The rather hilarious while also subversively poignant mockumentary Get the Weed comes from Uruguay, the South American country that actually legalized weed years ago (true story) but then didn’t have enough of it to give out (also true story). So their farmer rebel-turned-president (who willingly stars in this film, true story) enlists two of his comrades to go get some from the United States (not true story).
He mock interviews a number of American officials in a seemingly Borat style, in which the interviewees don’t know it’s a joke. Meanwhile, some internal love drama ensues with our lovable, hapless search squad, and we get a nice tour of the United States legal pot landscape. A real hoot.
Both of the co-directors answered my questions about the film, which was also co-directed by Alfonso Guerrero.
How did this film come about? Clearly, you were in the United States for some “official” functions, like that 420 fest in Denver. Was it all for the sake of the film or was the film a byproduct of the trip? The film came after a marijuana hidden camera bit we did in Uruguay that got almost a million views in YouTube. It was the “Test Oficial”, and it was shown by The Guardian, Le Monde, Clarín, etc.
Two months later, I was on holiday in Los Angeles and it was the Cannabis Cup. That was the spark for the idea of the mockumentary and the “Uruguayan Chamber of Legal Marijuana,” so when I came back, the rest of the team loved it. We had two months to prepare for the 4/20 in Denver and the rest of the film.
Are you well known actors/filmmakers in Uruguay? We are known among the industry but this was our first feature film.
American viewers may have a hard time realizing how much of this is actually true. Uruguay did legalize cannabis right, and then there was also a shortage, correct? Yes, that is correct. Most of the movie is based on real facts but they are seen from an absurd point of view. The Uruguayan state was in charge of the production and distribution of cannabis — that was an amazing starting point for the comedy.
Much of this seems very Borat-like. When did your interview subjects find out that they were part of a mockumentary? Every case was different.

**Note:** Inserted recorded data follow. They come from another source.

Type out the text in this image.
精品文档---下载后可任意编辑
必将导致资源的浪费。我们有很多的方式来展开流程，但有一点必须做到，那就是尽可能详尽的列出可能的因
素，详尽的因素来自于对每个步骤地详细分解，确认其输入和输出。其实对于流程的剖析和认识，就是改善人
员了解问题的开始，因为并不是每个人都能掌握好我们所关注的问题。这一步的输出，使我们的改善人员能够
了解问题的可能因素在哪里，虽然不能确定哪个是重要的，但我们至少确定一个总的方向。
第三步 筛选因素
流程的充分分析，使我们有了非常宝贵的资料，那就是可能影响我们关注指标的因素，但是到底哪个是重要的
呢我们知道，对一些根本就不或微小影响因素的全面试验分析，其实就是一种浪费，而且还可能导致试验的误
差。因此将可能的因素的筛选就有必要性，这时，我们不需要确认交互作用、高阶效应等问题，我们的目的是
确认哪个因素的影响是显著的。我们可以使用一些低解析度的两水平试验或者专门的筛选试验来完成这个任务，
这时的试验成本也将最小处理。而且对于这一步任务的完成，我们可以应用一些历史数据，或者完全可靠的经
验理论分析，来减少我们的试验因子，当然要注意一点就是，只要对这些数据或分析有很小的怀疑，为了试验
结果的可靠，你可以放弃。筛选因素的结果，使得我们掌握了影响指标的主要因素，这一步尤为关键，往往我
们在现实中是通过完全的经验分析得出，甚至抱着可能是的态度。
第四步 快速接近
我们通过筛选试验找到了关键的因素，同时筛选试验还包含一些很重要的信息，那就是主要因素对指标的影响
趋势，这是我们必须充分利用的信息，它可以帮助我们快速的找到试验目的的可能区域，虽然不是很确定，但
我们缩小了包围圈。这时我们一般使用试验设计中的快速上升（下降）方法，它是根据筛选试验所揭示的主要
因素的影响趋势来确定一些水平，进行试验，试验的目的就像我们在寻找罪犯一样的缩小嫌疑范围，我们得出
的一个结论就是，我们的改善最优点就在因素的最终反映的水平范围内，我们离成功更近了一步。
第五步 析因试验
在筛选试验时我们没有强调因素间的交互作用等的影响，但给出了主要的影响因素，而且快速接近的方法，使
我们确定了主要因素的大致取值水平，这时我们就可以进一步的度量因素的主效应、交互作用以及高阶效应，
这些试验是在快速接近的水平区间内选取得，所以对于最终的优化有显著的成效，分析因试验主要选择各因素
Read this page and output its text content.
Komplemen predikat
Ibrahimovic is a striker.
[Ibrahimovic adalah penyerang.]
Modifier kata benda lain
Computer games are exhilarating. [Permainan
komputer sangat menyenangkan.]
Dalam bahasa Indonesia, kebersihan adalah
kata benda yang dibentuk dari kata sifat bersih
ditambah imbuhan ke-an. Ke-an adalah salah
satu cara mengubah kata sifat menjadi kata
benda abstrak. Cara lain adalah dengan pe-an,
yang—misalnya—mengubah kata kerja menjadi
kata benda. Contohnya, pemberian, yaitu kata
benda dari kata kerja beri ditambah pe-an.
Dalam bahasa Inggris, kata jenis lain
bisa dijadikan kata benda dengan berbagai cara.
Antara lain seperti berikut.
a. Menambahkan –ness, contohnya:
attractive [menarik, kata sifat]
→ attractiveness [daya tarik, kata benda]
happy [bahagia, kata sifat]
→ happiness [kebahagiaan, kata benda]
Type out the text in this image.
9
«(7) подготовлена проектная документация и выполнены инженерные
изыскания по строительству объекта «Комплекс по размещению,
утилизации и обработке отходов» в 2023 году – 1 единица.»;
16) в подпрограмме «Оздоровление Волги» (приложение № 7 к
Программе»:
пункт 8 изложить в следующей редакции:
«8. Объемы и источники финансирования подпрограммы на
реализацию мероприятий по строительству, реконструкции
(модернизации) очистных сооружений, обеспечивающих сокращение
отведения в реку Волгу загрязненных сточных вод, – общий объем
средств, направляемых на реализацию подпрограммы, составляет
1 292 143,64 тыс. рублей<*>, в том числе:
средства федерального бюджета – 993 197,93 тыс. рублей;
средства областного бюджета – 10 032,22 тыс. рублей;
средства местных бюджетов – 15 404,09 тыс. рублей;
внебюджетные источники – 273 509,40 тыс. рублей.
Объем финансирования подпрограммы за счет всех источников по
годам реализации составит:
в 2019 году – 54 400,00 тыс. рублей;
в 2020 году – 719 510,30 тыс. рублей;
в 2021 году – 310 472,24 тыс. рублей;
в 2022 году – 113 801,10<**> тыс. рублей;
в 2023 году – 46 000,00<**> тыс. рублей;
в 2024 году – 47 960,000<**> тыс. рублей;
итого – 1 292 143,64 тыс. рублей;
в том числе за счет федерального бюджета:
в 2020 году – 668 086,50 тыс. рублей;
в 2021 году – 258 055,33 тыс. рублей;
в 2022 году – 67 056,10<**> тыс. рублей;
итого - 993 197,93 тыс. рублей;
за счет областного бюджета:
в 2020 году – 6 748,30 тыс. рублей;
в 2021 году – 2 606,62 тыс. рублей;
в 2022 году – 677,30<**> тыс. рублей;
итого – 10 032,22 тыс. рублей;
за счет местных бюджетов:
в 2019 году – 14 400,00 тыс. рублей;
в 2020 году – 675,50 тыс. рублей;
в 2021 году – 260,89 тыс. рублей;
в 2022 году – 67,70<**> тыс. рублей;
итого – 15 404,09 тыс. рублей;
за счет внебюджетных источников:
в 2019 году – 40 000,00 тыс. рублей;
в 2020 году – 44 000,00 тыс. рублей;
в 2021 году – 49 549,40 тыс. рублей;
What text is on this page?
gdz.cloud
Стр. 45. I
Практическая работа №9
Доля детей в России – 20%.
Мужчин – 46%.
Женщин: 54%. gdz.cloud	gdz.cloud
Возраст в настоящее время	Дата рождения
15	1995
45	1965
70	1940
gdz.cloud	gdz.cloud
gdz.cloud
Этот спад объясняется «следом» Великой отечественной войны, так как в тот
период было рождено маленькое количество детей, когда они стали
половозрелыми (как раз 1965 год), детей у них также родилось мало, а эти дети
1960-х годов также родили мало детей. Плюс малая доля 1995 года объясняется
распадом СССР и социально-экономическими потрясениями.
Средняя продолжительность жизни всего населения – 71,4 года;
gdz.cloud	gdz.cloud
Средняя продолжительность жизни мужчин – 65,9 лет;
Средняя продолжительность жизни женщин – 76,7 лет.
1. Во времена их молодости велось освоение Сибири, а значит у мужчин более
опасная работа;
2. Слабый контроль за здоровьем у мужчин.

How did you enlist the services of your president? It was a difficult task, but he has an incredible sense of humor. With any other president in the world, this would be impossible. The fact that this movie is released speaks about the democratic level of our country. We did a private screening for him before the release and he gave us the green light, but we were really nervous.
Despite the comedy, this does reveal some of the hypocrisies of the “war against drugs”? Was that an intent? We believe that humor is a good vehicle to show the absurd and satire has always been a good tool for critical thinking. It is not our intent to show an explicit political view of this issue; there are many movies about that. Each viewer can have their own conclusions.
How is the weed situation in Uruguay now? It is fully legalized and there are three ways for buying (only for Uruguayans citizens):
1) Each person can self cultivate up to six plants
2) Join a cannabis club and get up to 40 grams of high quality weed per month
3) Buy up to 40 grams of the state-owned marijuana in the pharmacy for one dollar a gram (the supply is still a challenge).
Any other funny or meaningful anecdotes from the filmmaker process? A lot! We almost got arrested in D.C. for cooking brownies with fake marijuana in the hostel. Every scene with the president was a challenge, especially in the airplane; it was a real flight and no one was expecting us. We had to abort a hidden camera with five DEA agents in NYC because the victim got violent with a knife.
Have you found any good weed in Santa Barbara? it’s legal here now, but there are no legal stores yet! We just arrived. We are thinking in moving here and opening one!